We see them all the time in the best science fiction stories — ships with warp drives that make it possible for the characters to explore new planets and new galaxies. These crafts would go even faster than the speed of light except, if general relativity taught us anything, it’s that nothing can exceed the speed of light. Right? After all, light has no mass and thus it can move at 299,792,458 meters per second.
Well, that’s true. Nothing can exceed that universal speed limit. Except it’s still possible to construct a warp drive without breaking any laws of physics.
In 1994, Mexican theoretical physicist Miguel Alcubierre wrote a paper laying the mathematical and scientific foundation for a real life warp drive that wouldn’t interfere with general relativity. He became interested in this method of interstellar travel after seeing it used in science fiction stories to travel across vast distances.
How a warp drive works is by expanding and contracting the fabric of spacetime around a ship and its bubble. The ship never accelerates or moves, it is the fabric around it that moves and pushes it forward. Imagine, as an analogy, standing on a conveyer belt where you never actually have to walk. Instead, the fabric of the belt itself is what’s propelling you forward. The contraction of the spacetime in front of the ship will pull it towards that point while the expansion behind it will continue this forward motion. Einstein showed that spacetime can be bent by mass or energy, and if spacetime can be bent then it can be manipulated in other ways. The reason this ship would be able to move faster than the speed of light is because general relativity tells us that nothing within space can break the speed limit, however, there is no speed limit on how fast space itself can contract or expand. We’re not moving a thing within space — we’re moving space itself.
Alcubierre’s work was hopeful and impressive but it had a lot of holes as well. In his original paper he theorized that to power such a spacecraft we would need more negative energy than there is energy in the entire universe. This negative energy is what causes space to expand. The problem is that negative energy is elusive and many scientists even doubt its existence, much less having hope we can make enormous amounts of it.
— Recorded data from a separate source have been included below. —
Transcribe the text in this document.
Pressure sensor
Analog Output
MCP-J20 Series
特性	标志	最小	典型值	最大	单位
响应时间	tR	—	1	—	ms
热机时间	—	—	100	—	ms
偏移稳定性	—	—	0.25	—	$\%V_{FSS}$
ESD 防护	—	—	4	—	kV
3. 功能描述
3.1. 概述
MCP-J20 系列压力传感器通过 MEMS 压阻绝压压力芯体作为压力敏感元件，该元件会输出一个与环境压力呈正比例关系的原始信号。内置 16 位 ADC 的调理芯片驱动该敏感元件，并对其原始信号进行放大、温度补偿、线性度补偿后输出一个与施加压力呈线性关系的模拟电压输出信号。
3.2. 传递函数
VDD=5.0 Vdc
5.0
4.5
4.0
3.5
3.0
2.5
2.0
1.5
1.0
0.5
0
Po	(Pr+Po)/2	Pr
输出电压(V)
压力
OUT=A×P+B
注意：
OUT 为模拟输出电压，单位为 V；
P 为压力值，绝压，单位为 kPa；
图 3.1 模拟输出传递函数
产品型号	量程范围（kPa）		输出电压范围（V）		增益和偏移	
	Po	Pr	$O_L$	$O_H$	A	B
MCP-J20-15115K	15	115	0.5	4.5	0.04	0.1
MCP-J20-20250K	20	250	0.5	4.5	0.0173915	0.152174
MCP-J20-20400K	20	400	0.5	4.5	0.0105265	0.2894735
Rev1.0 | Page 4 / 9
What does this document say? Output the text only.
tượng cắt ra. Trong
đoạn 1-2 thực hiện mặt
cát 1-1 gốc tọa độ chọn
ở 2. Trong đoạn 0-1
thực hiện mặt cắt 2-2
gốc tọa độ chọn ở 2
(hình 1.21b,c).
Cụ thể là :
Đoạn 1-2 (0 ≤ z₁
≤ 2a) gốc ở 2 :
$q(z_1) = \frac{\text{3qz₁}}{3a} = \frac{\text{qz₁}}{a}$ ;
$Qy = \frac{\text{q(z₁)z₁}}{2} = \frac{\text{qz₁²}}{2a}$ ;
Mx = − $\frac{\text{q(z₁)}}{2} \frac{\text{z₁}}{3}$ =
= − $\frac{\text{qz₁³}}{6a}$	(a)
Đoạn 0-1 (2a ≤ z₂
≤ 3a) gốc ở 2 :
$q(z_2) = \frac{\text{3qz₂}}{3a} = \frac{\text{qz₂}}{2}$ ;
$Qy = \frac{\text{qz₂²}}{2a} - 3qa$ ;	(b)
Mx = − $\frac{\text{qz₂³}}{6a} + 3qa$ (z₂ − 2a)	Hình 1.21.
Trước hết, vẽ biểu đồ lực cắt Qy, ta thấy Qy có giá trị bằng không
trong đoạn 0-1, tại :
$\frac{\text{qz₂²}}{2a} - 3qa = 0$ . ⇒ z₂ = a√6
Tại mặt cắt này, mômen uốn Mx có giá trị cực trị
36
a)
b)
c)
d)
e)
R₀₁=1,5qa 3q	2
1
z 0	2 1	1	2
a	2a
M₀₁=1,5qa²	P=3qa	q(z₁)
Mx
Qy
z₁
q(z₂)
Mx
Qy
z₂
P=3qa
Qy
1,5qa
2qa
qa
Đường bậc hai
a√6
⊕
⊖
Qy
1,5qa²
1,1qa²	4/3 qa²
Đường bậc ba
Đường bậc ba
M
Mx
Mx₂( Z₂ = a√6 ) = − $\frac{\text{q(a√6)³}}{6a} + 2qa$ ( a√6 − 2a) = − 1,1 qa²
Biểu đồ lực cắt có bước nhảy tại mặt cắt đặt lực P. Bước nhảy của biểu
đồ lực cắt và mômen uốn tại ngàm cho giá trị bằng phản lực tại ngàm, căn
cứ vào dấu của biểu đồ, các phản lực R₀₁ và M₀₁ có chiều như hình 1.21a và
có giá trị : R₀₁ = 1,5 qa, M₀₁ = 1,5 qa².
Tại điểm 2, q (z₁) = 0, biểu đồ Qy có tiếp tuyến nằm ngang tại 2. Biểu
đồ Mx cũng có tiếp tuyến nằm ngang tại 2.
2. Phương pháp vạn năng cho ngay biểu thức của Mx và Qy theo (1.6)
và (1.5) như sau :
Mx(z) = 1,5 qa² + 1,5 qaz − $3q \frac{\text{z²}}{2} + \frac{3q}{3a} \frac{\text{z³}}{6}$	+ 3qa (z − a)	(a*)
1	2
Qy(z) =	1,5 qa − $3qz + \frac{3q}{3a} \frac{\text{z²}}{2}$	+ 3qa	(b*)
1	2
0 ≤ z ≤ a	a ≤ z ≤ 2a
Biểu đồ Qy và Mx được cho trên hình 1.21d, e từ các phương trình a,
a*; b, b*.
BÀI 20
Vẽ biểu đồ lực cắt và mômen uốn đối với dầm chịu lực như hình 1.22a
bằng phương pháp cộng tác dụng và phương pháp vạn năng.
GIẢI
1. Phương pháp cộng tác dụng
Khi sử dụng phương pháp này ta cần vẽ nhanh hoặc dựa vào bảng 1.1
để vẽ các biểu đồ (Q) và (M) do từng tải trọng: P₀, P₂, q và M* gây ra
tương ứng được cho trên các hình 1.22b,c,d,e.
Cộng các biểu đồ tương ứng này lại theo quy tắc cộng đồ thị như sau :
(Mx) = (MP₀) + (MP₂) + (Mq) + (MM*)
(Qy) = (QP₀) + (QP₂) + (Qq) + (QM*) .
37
What we have observed of what could be negative energy has been very small. The idea is that what appears to be black, empty space is really not. There’s an energy density of empty space — what we refer to as the zero point energy. Quantum mechanics tells us that empty space is filled with particles of energy popping in and out of existence. If we can stop these particles from appearing, we’ll have negative energy.
Scientists have tried to create this in a lab by pushing two metal plates together (the plates are so flat that they’re perfectly smooth almost down to an atomic level) even closer than the width of a human hair. That space is so small that it wouldn’t allow the particles to exist, causing the force around the plates to increase and thus bearing the signature of negative energy. What has been observed of this phenomenon is not much, only a measurement too small to be conclusive.
If we do figure out how to create more negative energy in the future, we may not need as much of it as Alcubierre first theorized. Later refinements to his paper by NASA scientists drastically reduced the amount of energy the warp drive would need by oscillating parts of the craft at high frequencies, making it easier to move through spacetime and lessening the amount of energy required. Modern theories on how much negative energy we’d need range from 65 exajoules to the energy of a few negative and positive solar masses. 65 exajoules is around the amount of energy the US uses in one year. Still a lot, but definitely an improvement and definitely doable. If we could utilize dark energy, we’d only need about the mass of Jupiter. The only problem is we don’t understand much if anything about what dark energy is or how it works. It might end up being the exotic material we need.
By comparison, attempting interstellar space travel with conventional rockets would not only take hundreds of thousands of years but would require a tank larger than the entire universe. Not to mention finding a material that could withstand that length of travel.
Some models of the spacecraft have it moving at 10 times the speed of light, making a trip to our nearest exoplanet, Alpha Centauri Bb, a matter of six months even though it’s over 4 light years away. Our fastest crafts now can go at 20,000 miles per hour, meaning that it would take us 142,000 years to reach Alpha Centauri Bb, and a return trip from there is even more unlikely. 20,000 miles per hour is 0.003% the speed of light.
Traveling so fast would take us through higher dimensions, meaning that it’s also possible that warp drives could give us a way not only to explore our own universe, but the multiverse as well. There is a limit to how fast a warp drive could theoretically go, but even those speed limits would let us arrive at a new galaxy in a fraction of a fraction of a second. As an added advantage, the ship could speed up and slow down and passengers wouldn’t experience time dilation. In other words, you wouldn’t arrive at your destination to find out that you’re so far ahead in time that everyone you know is dead back on Earth.
Other problems besides energy sources also include particles accumulated during travel that may inadvertently get launched during deceleration and destroy entire worlds. In fact, there may be no way to decelerate once the craft starts moving and the crew may end up dead for any number of reasons. But so far all the math and experimental data has shown warp drives as a possibility.
If we do find a way to create the tech, it’ll be centuries before we see it put to use. Like wormholes, the possibilities warp drives would provide are enormous but they won’t come easy.
We won’t have to wait hundreds of years to begin exploring the far reaches of space, however; NASA has a goal of making an interstellar craft before the year 2100.